In the 3 month denervated muscle, 721 clones were found to be differentially regulated (327 up and 394 down) by SAM one class analysis. Of these clones, 300 were unique known genes (79 up and 221 down, = 0.88, median number false significant 0.71). We used quantitative real-time RT-PCR and SDS-PAGE/Western blot analysis to validate the microarray results for some of the genes at both time points.
Differentially expressed genes identified by SAM analysis were grouped according to their designations in the Gene Ontology Database and analysis of the expression patterns within the groups highlighted biological networks activated or suppressed in the short- and long-term denervated muscle.

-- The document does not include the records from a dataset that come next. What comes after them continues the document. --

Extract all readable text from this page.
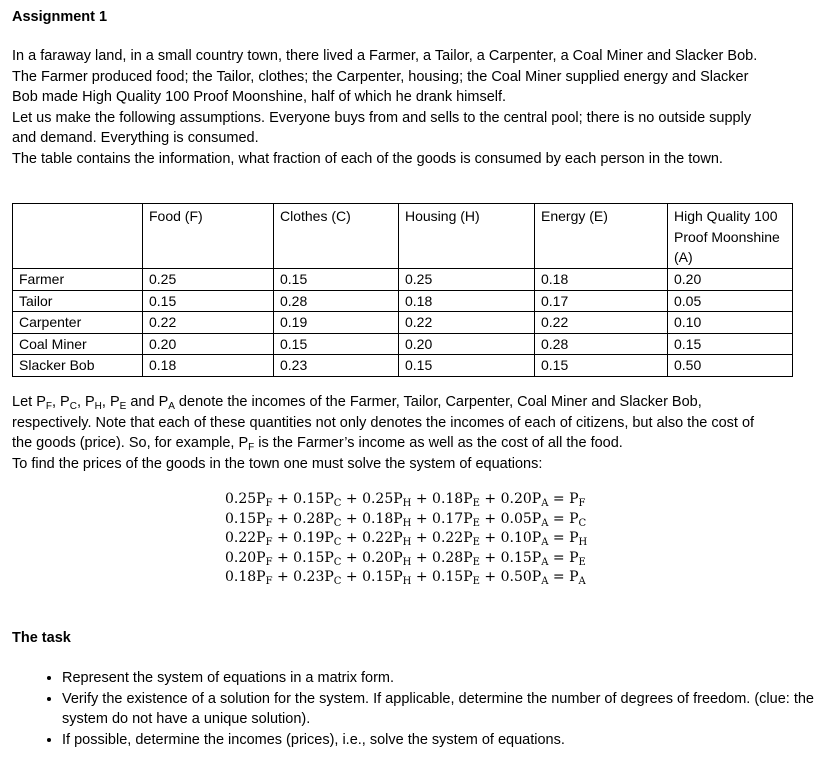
Assignment 1
In a faraway land, in a small country town, there lived a Farmer, a Tailor, a Carpenter, a Coal Miner and Slacker Bob.
The Farmer produced food; the Tailor, clothes; the Carpenter, housing; the Coal Miner supplied energy and Slacker
Bob made High Quality 100 Proof Moonshine, half of which he drank himself.
Let us make the following assumptions. Everyone buys from and sells to the central pool; there is no outside supply
and demand. Everything is consumed.
The table contains the information, what fraction of each of the goods is consumed by each person in the town.
	Food (F)	Clothes (C)	Housing (H)	Energy (E)	High Quality 100 Proof Moonshine (A)
Farmer	0.25	0.15	0.25	0.18	0.20
Tailor	0.15	0.28	0.18	0.17	0.05
Carpenter	0.22	0.19	0.22	0.22	0.10
Coal Miner	0.20	0.15	0.20	0.28	0.15
Slacker Bob	0.18	0.23	0.15	0.15	0.50
Let $P_F$, $P_C$, $P_H$, $P_E$ and $P_A$ denote the incomes of the Farmer, Tailor, Carpenter, Coal Miner and Slacker Bob,
respectively. Note that each of these quantities not only denotes the incomes of each of citizens, but also the cost of
the goods (price). So, for example, $P_F$ is the Farmer’s income as well as the cost of all the food.
To find the prices of the goods in the town one must solve the system of equations:
$0.25P_F + 0.15P_C + 0.25P_H + 0.18P_E + 0.20P_A = P_F$
$0.15P_F + 0.28P_C + 0.18P_H + 0.17P_E + 0.05P_A = P_C$
$0.22P_F + 0.19P_C + 0.22P_H + 0.22P_E + 0.10P_A = P_H$
$0.20P_F + 0.15P_C + 0.20P_H + 0.28P_E + 0.15P_A = P_E$
$0.18P_F + 0.23P_C + 0.15P_H + 0.15P_E + 0.50P_A = P_A$
The task
• Represent the system of equations in a matrix form.
• Verify the existence of a solution for the system. If applicable, determine the number of degrees of freedom. (clue: the system do not have a unique solution).
• If possible, determine the incomes (prices), i.e., solve the system of equations.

1. Cellular structural proteins and the extracellular matrix
Atrophy of the denervated muscle resulted in universal down-regulation of genes encoding structural proteins of the cytoskeleton, muscle filaments, and contractile proteins at 1 month. This included tropomyosin 2 and 3, 
actinin 2, syntrophin, actin-related homologue 1, with expansion of the list at the 3 month time point to include tubulin, tropomyosin 1, epsin, kinesin family member 23, and ß actin. Three ECM components, glypican-1, galectin-1, and decorin, were differentially regulated in either the 1 or 3 month denervated muscle. Glypican-1 and galectin-1 (both increased at 1 month, normal at 3 months) are positive regulators of muscle regeneration. Decorin (normal at 1 month, increased at 3 months) is a negative regulator of cellular proliferation and a putative negative regulator of muscle regeneration. The exclusive expression of positive regulators at 1 month correlates with the muscle’s initial myogenic response to denervation. Conversely, the simultaneous normalization of their levels and enhanced expression of a negative regulator at 3 months, correlates with, and may contribute to, the development of the irreversible pathology of long-term denervated muscle.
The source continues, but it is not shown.